Major Duncan Heyward played by Henry Wilcoxon is charged with escorting the two daughters of his commanding officer to their father at Fort William Henry. The daughters are a pair of beauties, Binnie Barnes and Heather Angel. Along to blaze the trail are white scout Hawkeye and a father and son team of Mohican Indians, Robert Barrat and Phillip Reed as Chingachgook and Uncas.
The trip might better never been made because when they get there the fort is under siege from the French army under General Montcalm and from the Huron Indians as well.
The reason why The Last of the Mohicans holds up so well even today is that Cooper invests his Indian characters with dignity and strength. Even the villainous Magua played by Bruce Cabot makes it plain he's an equal ally of the French not a retainer. Of course he shows his independence of them in a most savage way.

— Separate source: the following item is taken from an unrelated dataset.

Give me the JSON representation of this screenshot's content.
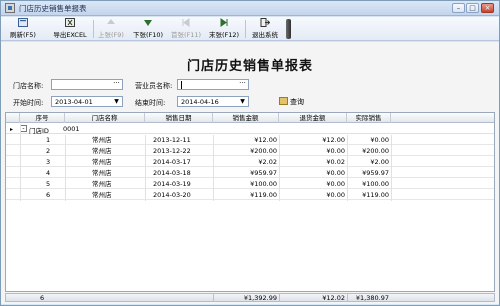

Randolph Scott has one of his best early roles as Hawkeye as does Henry Wilcoxon in one of his few non-DeMille screen appearances of note.
Also the theme of interracial love was daring in its time to be written. Phillip Reed and Heather Angel are a pair of frontier Romeo and Juliet types, we really feel for their tragedy.
Though a big budget version with Daniel Day-Lewis is out there and more people are familiar with it, this version of The Last of the Mohicans still holds up well today.